Tag Archives: ministryandmotherhood

Elizabeth Edwards: Seasons

For everything there is a season and a time for every purpose under heaven. Ecclesiastes 3:1

            

I pulled out the rest of my summer garden last weekend. I always have a hard time making the decision to close the garden for the season, even when I know it is time. 

Even as I walked out into the crisp Saturday morning with tools in hand, I hesitated when I saw the abundance of tiny peppers, eggplants, tomatoes, and okra still appearing on each plant. But harvesting the last of the mature fruits only to find at least half of them marked by holes from garden pests whose eggs had hatched in the late-summer warmth assured me that I would receive diminishing returns on any remaining efforts, and delaying in order to pick a few more mouthfuls of summer flavor would only make next year’s bug battles harder.
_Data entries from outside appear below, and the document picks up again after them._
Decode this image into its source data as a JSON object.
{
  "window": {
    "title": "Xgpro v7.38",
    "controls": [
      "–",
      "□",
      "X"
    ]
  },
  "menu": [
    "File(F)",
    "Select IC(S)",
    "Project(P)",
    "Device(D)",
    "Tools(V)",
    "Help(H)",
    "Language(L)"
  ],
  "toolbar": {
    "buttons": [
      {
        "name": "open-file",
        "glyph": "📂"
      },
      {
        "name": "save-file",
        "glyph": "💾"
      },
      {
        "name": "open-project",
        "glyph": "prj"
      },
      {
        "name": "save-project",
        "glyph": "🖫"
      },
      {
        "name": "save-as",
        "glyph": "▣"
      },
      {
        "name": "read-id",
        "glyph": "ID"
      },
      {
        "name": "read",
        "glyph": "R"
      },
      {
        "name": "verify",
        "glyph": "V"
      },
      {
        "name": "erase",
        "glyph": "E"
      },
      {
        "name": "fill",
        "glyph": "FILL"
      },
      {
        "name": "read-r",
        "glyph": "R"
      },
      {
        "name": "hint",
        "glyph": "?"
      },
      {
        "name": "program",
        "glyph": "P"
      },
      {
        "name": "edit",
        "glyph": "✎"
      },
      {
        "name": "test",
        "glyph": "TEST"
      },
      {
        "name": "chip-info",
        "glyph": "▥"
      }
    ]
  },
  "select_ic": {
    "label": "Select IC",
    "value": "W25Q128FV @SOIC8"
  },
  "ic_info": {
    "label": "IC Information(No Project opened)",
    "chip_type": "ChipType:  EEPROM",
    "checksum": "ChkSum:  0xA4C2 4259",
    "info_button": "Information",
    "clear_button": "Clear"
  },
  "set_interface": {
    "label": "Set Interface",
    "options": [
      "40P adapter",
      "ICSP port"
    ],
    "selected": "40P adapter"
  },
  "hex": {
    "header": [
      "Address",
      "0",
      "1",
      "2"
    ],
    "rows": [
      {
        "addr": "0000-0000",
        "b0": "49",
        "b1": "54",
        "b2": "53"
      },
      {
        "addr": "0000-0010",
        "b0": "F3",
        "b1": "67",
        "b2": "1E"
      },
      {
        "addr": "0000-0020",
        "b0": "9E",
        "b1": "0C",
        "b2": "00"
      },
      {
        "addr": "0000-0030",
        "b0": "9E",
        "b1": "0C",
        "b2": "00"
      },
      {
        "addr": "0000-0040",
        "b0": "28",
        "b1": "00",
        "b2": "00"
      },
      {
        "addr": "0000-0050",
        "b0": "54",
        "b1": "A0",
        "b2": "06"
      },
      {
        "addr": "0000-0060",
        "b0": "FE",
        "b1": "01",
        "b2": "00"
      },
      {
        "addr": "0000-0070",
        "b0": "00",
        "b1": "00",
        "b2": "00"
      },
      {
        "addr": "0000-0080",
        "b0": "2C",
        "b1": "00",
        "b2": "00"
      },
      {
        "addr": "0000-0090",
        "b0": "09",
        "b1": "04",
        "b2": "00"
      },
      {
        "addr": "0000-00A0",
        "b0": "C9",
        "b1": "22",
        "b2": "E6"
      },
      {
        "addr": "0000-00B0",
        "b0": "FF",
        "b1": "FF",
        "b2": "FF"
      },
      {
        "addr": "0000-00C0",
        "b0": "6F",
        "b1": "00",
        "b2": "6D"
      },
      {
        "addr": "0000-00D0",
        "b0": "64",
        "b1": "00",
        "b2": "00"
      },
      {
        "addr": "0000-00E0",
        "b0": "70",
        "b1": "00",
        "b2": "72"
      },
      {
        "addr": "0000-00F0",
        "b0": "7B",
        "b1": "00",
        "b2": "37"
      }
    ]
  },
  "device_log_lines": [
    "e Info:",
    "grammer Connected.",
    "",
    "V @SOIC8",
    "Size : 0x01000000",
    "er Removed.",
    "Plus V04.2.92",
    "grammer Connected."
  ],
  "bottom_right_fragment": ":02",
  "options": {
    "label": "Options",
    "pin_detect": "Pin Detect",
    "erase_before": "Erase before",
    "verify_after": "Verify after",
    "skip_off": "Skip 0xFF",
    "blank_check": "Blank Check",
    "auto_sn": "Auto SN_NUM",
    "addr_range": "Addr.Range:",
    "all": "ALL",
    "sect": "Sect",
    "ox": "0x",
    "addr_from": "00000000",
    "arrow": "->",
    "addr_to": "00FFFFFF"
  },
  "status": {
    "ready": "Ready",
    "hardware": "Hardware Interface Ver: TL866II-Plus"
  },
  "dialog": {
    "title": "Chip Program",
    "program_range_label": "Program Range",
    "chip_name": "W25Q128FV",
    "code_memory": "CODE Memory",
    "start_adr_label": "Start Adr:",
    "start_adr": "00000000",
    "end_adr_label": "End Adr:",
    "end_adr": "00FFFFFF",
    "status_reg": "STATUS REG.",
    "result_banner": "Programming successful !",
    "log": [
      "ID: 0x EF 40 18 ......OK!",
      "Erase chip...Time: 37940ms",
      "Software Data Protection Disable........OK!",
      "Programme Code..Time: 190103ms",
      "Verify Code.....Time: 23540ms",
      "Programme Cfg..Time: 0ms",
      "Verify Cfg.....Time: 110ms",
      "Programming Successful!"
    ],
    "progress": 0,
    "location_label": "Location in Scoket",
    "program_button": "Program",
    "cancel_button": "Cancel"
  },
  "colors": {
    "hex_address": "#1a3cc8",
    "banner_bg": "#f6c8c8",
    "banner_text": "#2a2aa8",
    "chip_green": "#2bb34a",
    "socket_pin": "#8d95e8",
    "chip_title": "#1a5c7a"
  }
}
So, reluctantly, I filled my baskets one last time, cut all the plants down, and went inside to begin freezing the garden’s final bounty.

I love gardening as much for the lessons it teaches as the produce it yields. Putting my hands in the dirt is a profoundly spiritual exercise, and in quiet communion with the plants and pollinators, I often hear their Creator speak. The garden sometimes reveals truths about God, but I’ve also learned to be attentive to what it teaches me about myself. 

So as I trimmed and pulled on Saturday, I discovered that my difficulty with knowing when to pull the garden is not unlike so many other questions of knowing when to let go. 

Perhaps changes of season are hard for many of us who are moms and ministers because we are called to invest ourselves in growing things. We pour our love, creativity, and energy into ministries, places, and especially people, hoping they will flourish in our care. They become an extension of our own identities and a witness of God’s working in the world. In our best moments, that divine partnership produces gifts that nourish and comfort, but in our desire to nurture, we can sometimes hold on too long. 

Changes of season can be difficult to discern and even harder to accept. With our own children as they mature, in our places of ministry, or in the seasons of our own lives, knowing when to prune and till for a new season can feel like loss, but allowing things that have been lovely and useful to die away in the proper time so that they can feed new growth helps to bring fresh beauty, even when the process is uncertain and difficult. Changes of season require trust and faith, but they can also cultivate hope, and with it, new life. 

I haven’t yet finished cleaning up from my work last weekend. What has been harvested will be preserved to help feed my family in the coming months. Healthy growth that has been cut away will be composted to fertilize next year’s garden. What is spoiled will be discarded. And in due season, spring will come, I will plant–hopefully with a little more wisdom and patience than before–and I will trust that God will bring new growth once again. 

Rev. Elizabeth Jones Edwards serves as Associate Minister at Lakeside Baptist Church in Rocky Mount, NC.